Patient learning

2022-23 Editors-in-Chief (from left) Joey Kauffman ’23, Connor Pinsk ’23, and Jingyuan Chen ’23 – Mr. Thomas Stambaugh

It’s easy to get dizzy around this time of the year. 

The World Cup, Kanye West, Elon Musk’s Twitter acquisition, and protests in China and Iran brought domestic and foreign news to the school  community, prompting excitement and agitation. Meantime, students re-adjust from Thanksgiving moods just to get ready for the forthcoming Winter Break, while Sixth Formers, in particular, prepare for a nervous week as they react to early college decisions. 

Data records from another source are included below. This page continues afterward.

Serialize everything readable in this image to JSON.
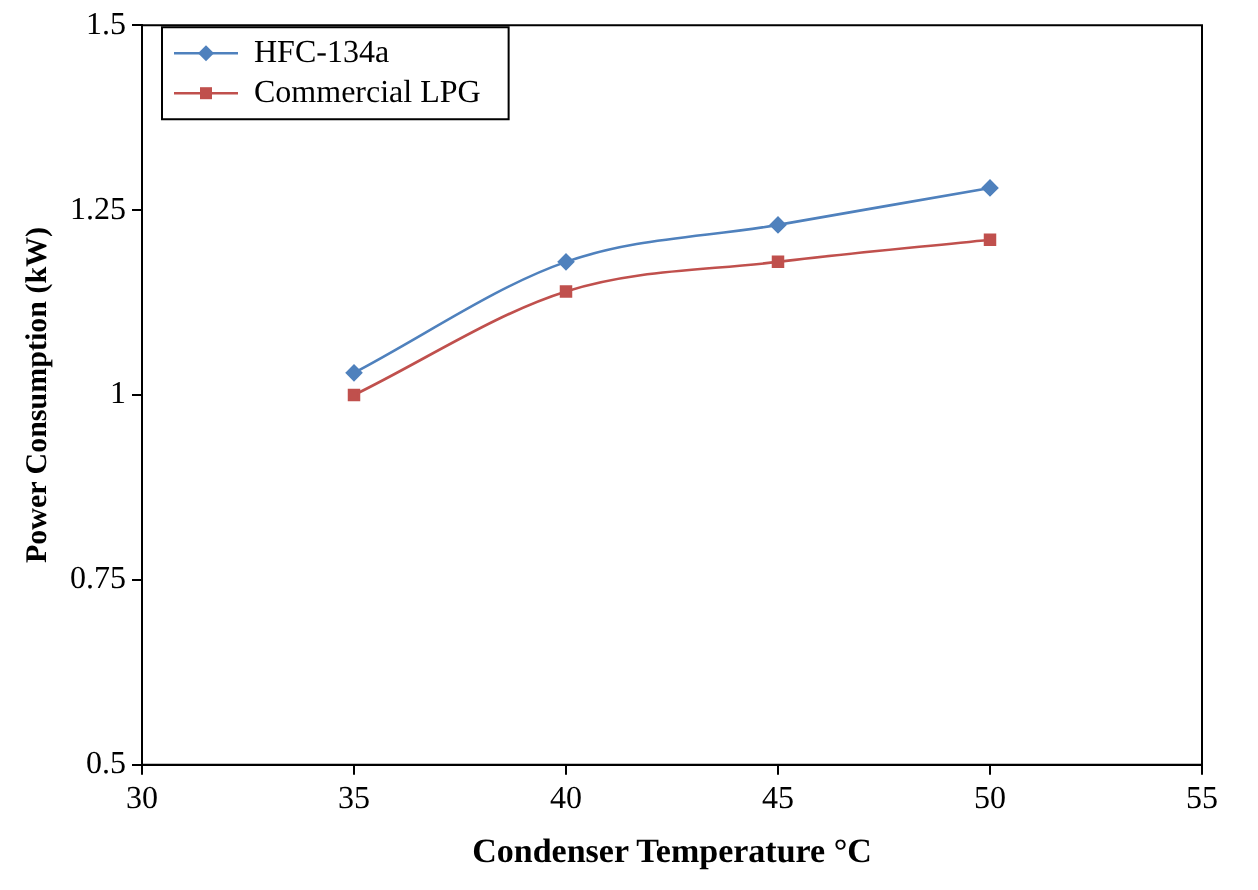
{
  "chart_data": {
    "type": "line",
    "xlabel": "Condenser Temperature °C",
    "ylabel": "Power Consumption (kW)",
    "x": [
      35,
      40,
      45,
      50
    ],
    "series": [
      {
        "name": "HFC-134a",
        "color": "#4f81bd",
        "marker": "diamond",
        "values": [
          1.03,
          1.18,
          1.23,
          1.28
        ]
      },
      {
        "name": "Commercial LPG",
        "color": "#c0504d",
        "marker": "square",
        "values": [
          1.0,
          1.14,
          1.18,
          1.21
        ]
      }
    ],
    "xlim": [
      30,
      55
    ],
    "xticks": [
      30,
      35,
      40,
      45,
      50,
      55
    ],
    "ylim": [
      0.5,
      1.5
    ],
    "yticks": [
      0.5,
      0.75,
      1,
      1.25,
      1.5
    ],
    "grid": false,
    "legend": "top left",
    "line_style": "solid"
  }
}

December was messy. 2022 was a recovery from 2021, but still messy. The coming new year bears uncertainties with lingering questions and stirrings of greater turbulence. With whatever has happened and wherever we are heading, we just can’t seem to find peace. It is during times such as these that we should ask ourselves: How have we been paying attention to the daily scenes of our local communities? How have we been doing at school? 

There’s reassuring weight in the pages of history and culture.

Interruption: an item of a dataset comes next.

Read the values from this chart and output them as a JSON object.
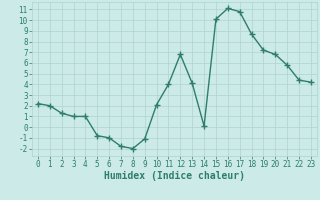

Feeling irritation and distress, we may find strengths in patient learning. There’s reassuring weight in the pages of history and culture; there’s comforting rationality in the formulas of math and natural science. We may also find peace in community bonding. There’s soothing familiarity in daily conversations with our peers; there’s subtle orderliness in the club that meets every Thursday night.

In cultivating personal growth, we may face the world and its uncertainties with good grace and composure.